Görüntülediğiniz mahkeme kararı kesinleşmiş bir karardır.

T.C.
İSTANBUL
BÖLGE ADLİYE MAHKEMESİ
43. HUKUK DAİRESİ
DOSYA NO: 2022/1470
KARAR NO: 2022/1190
T Ü R K M İ L L E T İ A D I N A
İ S T İ N A F K A R A R I
İNCELENEN KARARIN
MAHKEMESİ: BAKIRKÖY 4. ASLİYE TİCARET MAHKEMESİ
TARİHİ: 19/07/2022
NUMARASI: 2022/463 Esas (Derdest)
TALEP: İhtiyati Haciz
İSTİNAF KARAR TARİHİ: 27/10/2022
Taraflar arasında görülen dava neticesinde ilk derece mahkemesince verilen hükmün ihtiyati haciz talep eden vekilince istinaf edilmesi üzerine düzenlenen rapor ve dosya kapsamı incelenip gereği görüşülüp düşünüldü;
TARAFLARIN İDDİA VE SAVUNMALARININ ÖZETİ
TALEP: İhtiyati Haciz talep eden vekili dilekçesinde özetle;davacı ve davalı şirket arasında gerçekleşen mal teslimi dolayısıyla davacı şirketin alacağının doğduğunu, davacı şirketin malları gereği gibi davalıya teslim edildiğini fakat davalı şirketin ifa yükümlülüğünü yerine getirmediğini ve malların bedelini ödeyemeyeceğini davacı tarafından teslim edilen malları ise başka firmaya borcu karşılığında teslim ettiğini beyan ettiğini, davalıdan olan alacağın rehin ya da teminat altına alınmadığını, borcun vadesinin geldiğini ve davacının alacağının para alacağı olduğunu, davacının davalıdan alacağını ispat etmeye yarar 2 adet fatura ve malların teslim edildiğine ilişkin 2 adet sevk irsaliyesinin dosyaya sunulduğunu belirterek davacı vekili şimdilik 300.000,00 TL tutarında ki alacağına karşılık davalı şirketin taşınır ve taşınmaz malları ile üçüncü şahıslar nezdindeki hak ve alacaklarının teminatsız olarak ihtiyati haciz kararı verilmesini arz ve talep etmiştir.
İLK DERECE MAHKEMESİ KARARI: İstinaf incelemesine konu kararı veren ilk derece Mahkemesince ihtiyati haciz talebi hakkında yapılan inceleme ve değerlendirme sonunda, “Hukuki koruma tedbirlerinden biri olan ihtiyati haciz İİK’nin 257 vd. maddelerde düzenlenmiştir.Talepte bulunan tarafından talebin dayanağı olarak sunulan sevk irsaliyeleri tek başına akdi ilişkinin varlığını kanıtlamaya yeterli olmamakla ve istemin dayanağına göre taraflar arasında alacağın varlığı hakkında yaklaşık ispat koşullarının gerçekleştiği yönünde mahkememizde bir kanaat oluşturmamıştır.

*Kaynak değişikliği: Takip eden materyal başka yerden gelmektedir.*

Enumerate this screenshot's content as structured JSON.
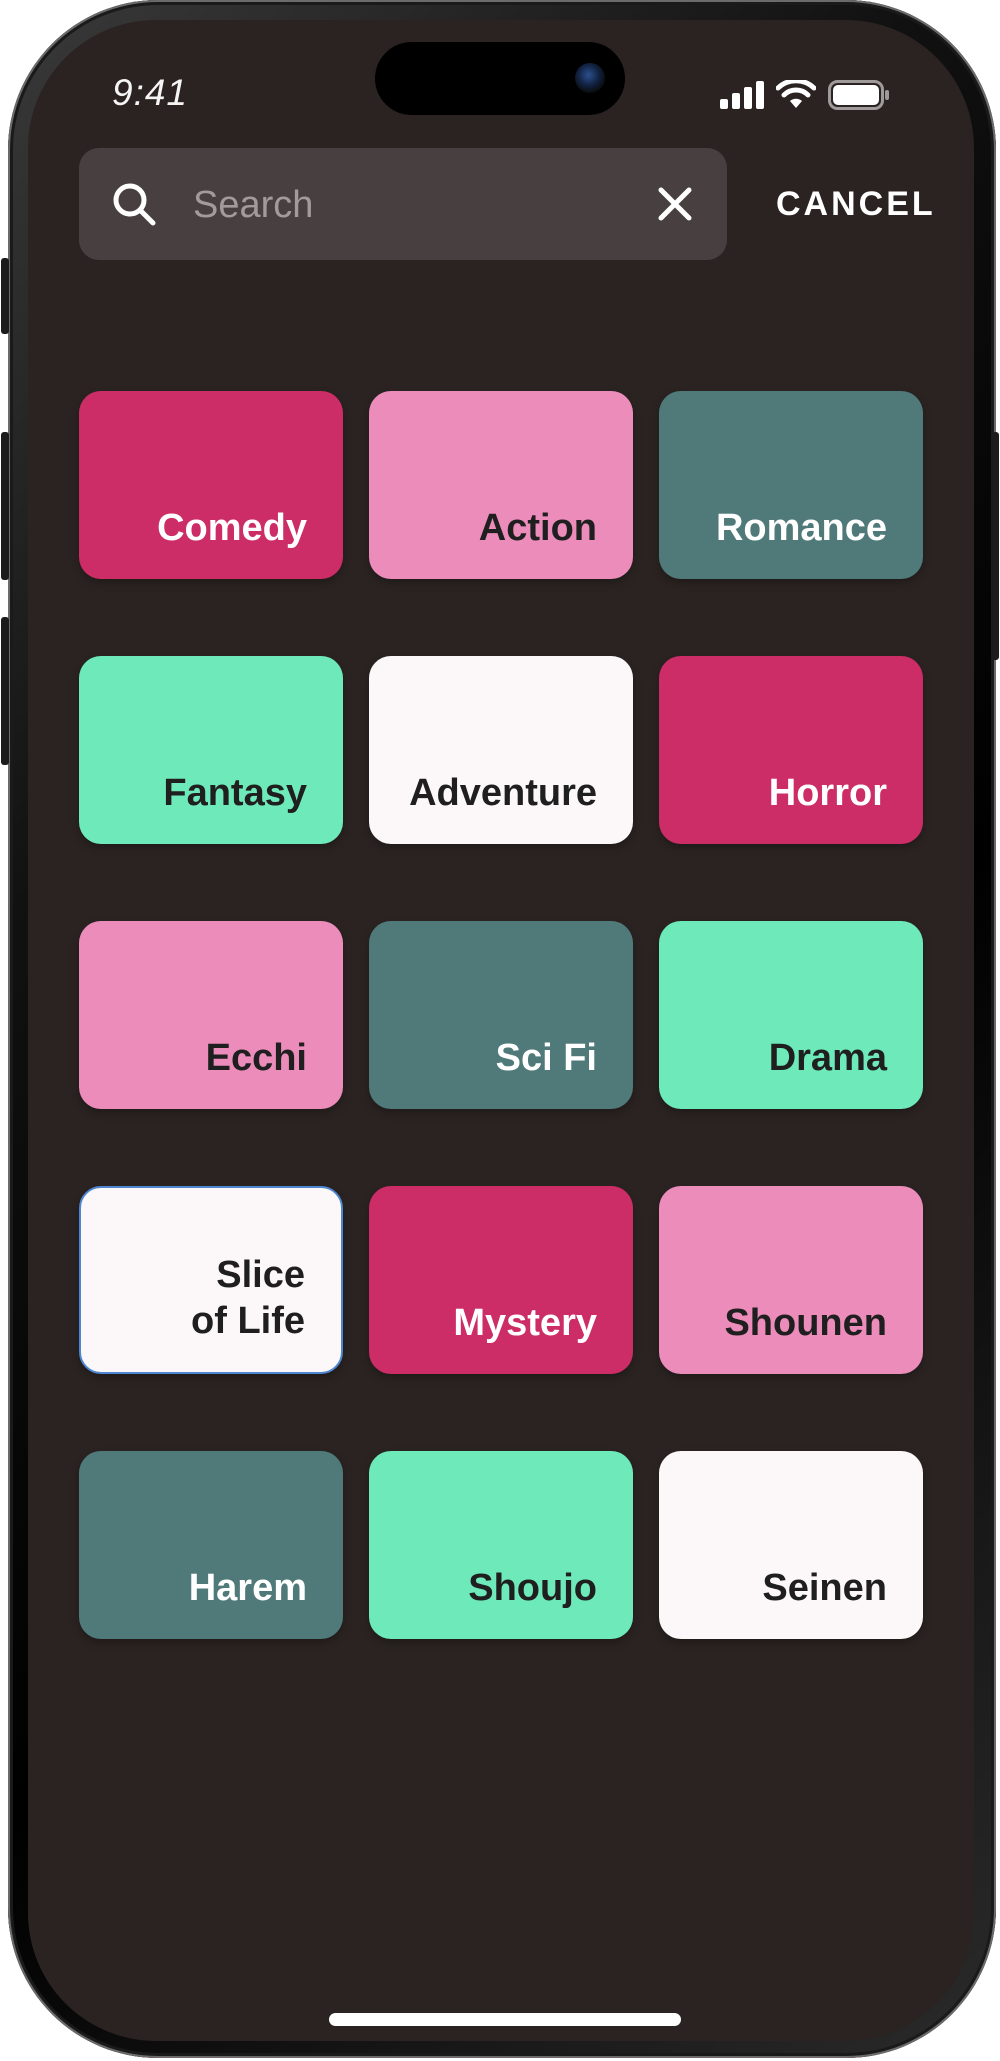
{
  "status_bar": {
    "time": "9:41"
  },
  "search": {
    "placeholder": "Search",
    "value": ""
  },
  "header": {
    "cancel_label": "CANCEL"
  },
  "colors": {
    "crimson": "#cc2d66",
    "pink": "#ec8cba",
    "teal": "#507a79",
    "mint": "#6ee9b9",
    "white": "#fcf7f9",
    "dark_text": "#1f1f1f",
    "light_text": "#ffffff",
    "background": "#2a2321",
    "search_bg": "#484040",
    "selected_border": "#4f86d1"
  },
  "genres": [
    {
      "label": "Comedy",
      "bg": "#cc2d66",
      "fg": "#ffffff",
      "selected": false
    },
    {
      "label": "Action",
      "bg": "#ec8cba",
      "fg": "#1f1f1f",
      "selected": false
    },
    {
      "label": "Romance",
      "bg": "#507a79",
      "fg": "#ffffff",
      "selected": false
    },
    {
      "label": "Fantasy",
      "bg": "#6ee9b9",
      "fg": "#1f1f1f",
      "selected": false
    },
    {
      "label": "Adventure",
      "bg": "#fcf7f9",
      "fg": "#1f1f1f",
      "selected": false
    },
    {
      "label": "Horror",
      "bg": "#cc2d66",
      "fg": "#ffffff",
      "selected": false
    },
    {
      "label": "Ecchi",
      "bg": "#ec8cba",
      "fg": "#1f1f1f",
      "selected": false
    },
    {
      "label": "Sci Fi",
      "bg": "#507a79",
      "fg": "#ffffff",
      "selected": false
    },
    {
      "label": "Drama",
      "bg": "#6ee9b9",
      "fg": "#1f1f1f",
      "selected": false
    },
    {
      "label": "Slice\nof Life",
      "bg": "#fcf7f9",
      "fg": "#1f1f1f",
      "selected": true
    },
    {
      "label": "Mystery",
      "bg": "#cc2d66",
      "fg": "#ffffff",
      "selected": false
    },
    {
      "label": "Shounen",
      "bg": "#ec8cba",
      "fg": "#1f1f1f",
      "selected": false
    },
    {
      "label": "Harem",
      "bg": "#507a79",
      "fg": "#ffffff",
      "selected": false
    },
    {
      "label": "Shoujo",
      "bg": "#6ee9b9",
      "fg": "#1f1f1f",
      "selected": false
    },
    {
      "label": "Seinen",
      "bg": "#fcf7f9",
      "fg": "#1f1f1f",
      "selected": false
    }
  ]
}
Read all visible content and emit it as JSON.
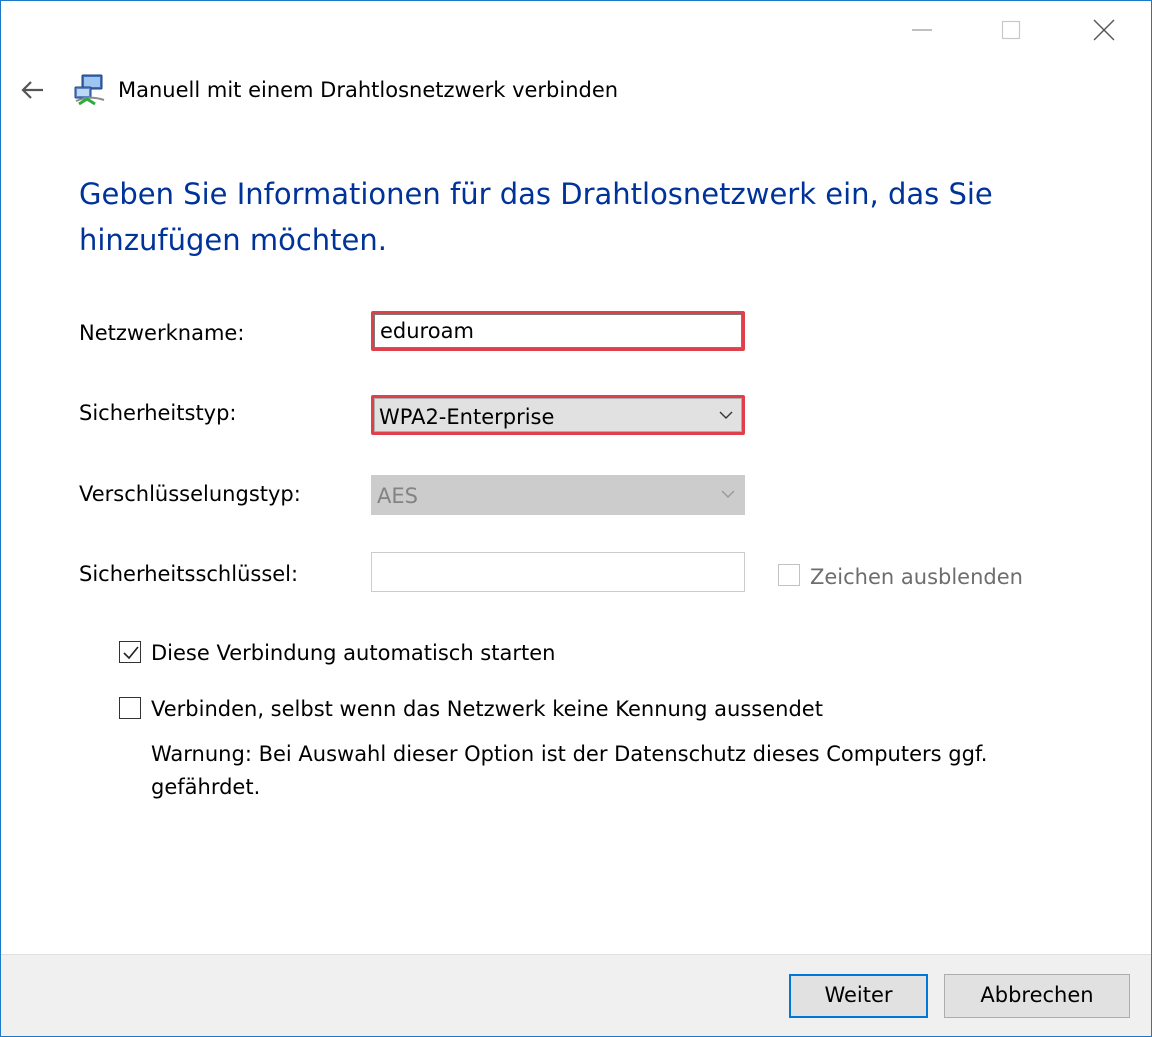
{
  "window": {
    "controls": {
      "minimize_icon": "minimize-icon",
      "maximize_icon": "maximize-icon",
      "close_icon": "close-icon"
    }
  },
  "header": {
    "back_icon": "back-arrow-icon",
    "network_icon": "network-wizard-icon",
    "title": "Manuell mit einem Drahtlosnetzwerk verbinden"
  },
  "main": {
    "instruction": "Geben Sie Informationen für das Drahtlosnetzwerk ein, das Sie hinzufügen möchten.",
    "network_name": {
      "label": "Netzwerkname:",
      "value": "eduroam"
    },
    "security_type": {
      "label": "Sicherheitstyp:",
      "selected": "WPA2-Enterprise"
    },
    "encryption_type": {
      "label": "Verschlüsselungstyp:",
      "selected": "AES",
      "disabled": true
    },
    "security_key": {
      "label": "Sicherheitsschlüssel:",
      "value": "",
      "hide_characters": {
        "label": "Zeichen ausblenden",
        "checked": false,
        "disabled": true
      }
    },
    "auto_start": {
      "label": "Diese Verbindung automatisch starten",
      "checked": true
    },
    "connect_hidden": {
      "label": "Verbinden, selbst wenn das Netzwerk keine Kennung aussendet",
      "checked": false
    },
    "warning": "Warnung: Bei Auswahl dieser Option ist der Datenschutz dieses Computers ggf. gefährdet."
  },
  "footer": {
    "next_label": "Weiter",
    "cancel_label": "Abbrechen"
  },
  "colors": {
    "instruction_text": "#003399",
    "highlight_border": "#e0404a",
    "default_button_border": "#0078d7",
    "window_border": "#1e78c8"
  }
}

Talepte bulunanın karşı taraftan alacaklı olup olmadığı, alacaklı ise ne miktar alacaklı olduğu ancak yargılama ile belirlenebilecek niteliktedir. Hal böyle olunca, talepte bulunan tarafından sunulan bilgi ve belgeler kapsamında İİK 257. maddesi gereğince ihtiyati haciz koşullarının gerçekleşmediği gerekçesi ile ihtiyati haciz talebinin reddine” karar verilmiştir.
İLERİ SÜRÜLEN İSTİNAF SEBEPLERİ: İhtiyati haciz talep eden vekili istinaf dilekçesinde özetle; dava dilekçesi ekinde 08/03/2022 tarihli … numaralı bir diğeri ise 22.03.2022 tarihli … 2 adet fatura ile birlikte faturaların içeriğinde yer alan malların davalıya teslim edildiğine ilişkin 2 adet de sevk irsaliyesi bulunduğunu, her ne kadar dava dilekçesi ekinde sunulmuş olan faturalar ve sevk irsaliyeleri davacı müvekkili ile davalı şirket arasındaki akdi ve akit konusu malların davalıya teslim edildiğinin ispatı için yeterli değilse de mahkeme dosyasında ayrıca davacı müvekkil ve davalı şirkete ait, BA/BS formlarının da mübrez olduğunu, somut olayda davacı müvekkili tarafından tanzim edilen faturalara Türk Ticaret Kanunu Madde 21/2 de zikredilen ve yasal süre olan 8 gün içerisinde itiraz edilmediğini ve fatura içeriğinin davalı tarafça kabul edildiğini, bununla birlikte fatura içeriğinde yer alan malların, davalıya süresi içerisinde teslim edildiğini ve malların teslim edildiğine ilişkin sevk irsaliyesi de tanzim edildiğini, müvekkilinin davalıya satıp teslim etmiş olduğu mallara ilişkin olan her iki şirkete ait Vergi Daireleri tarafından mahkemenin düzenlenen faturanın ilgili vergi dairesine bildirilmesi akabinde BA/BS formu düzenlenilmesinin fatura konusu malın karşı tarafa teslim edildiğini ispatlar niteliğinde olduğunu, davalı şirket aleyhine, İİK Madde 257 hükmüne dayanılarak talep edilmiş olan ihtiyati tedbirin koşullarının müvekkilince sağlandığını, müvekkilinin davalıdan alacaklı olduğunun Vergi Daireleri tarafından verilen müzekkere cevapları ile de sabit olduğunu, müvekkili şirket ile davalı şirket arasında mevcut bir akdin varlığının işbu dosya içeriğinde yer alan belgelerle sabit olduğunu, bu sebeple davalı şirketin taşınır, taşınmaz ve 3. şahıslar nezdindeki tüm hak ve alacaklarına teminatsız ve ivedi şekilde ihtiyati haciz kararı tesis edilmesini talep ve istinaf etmiştir.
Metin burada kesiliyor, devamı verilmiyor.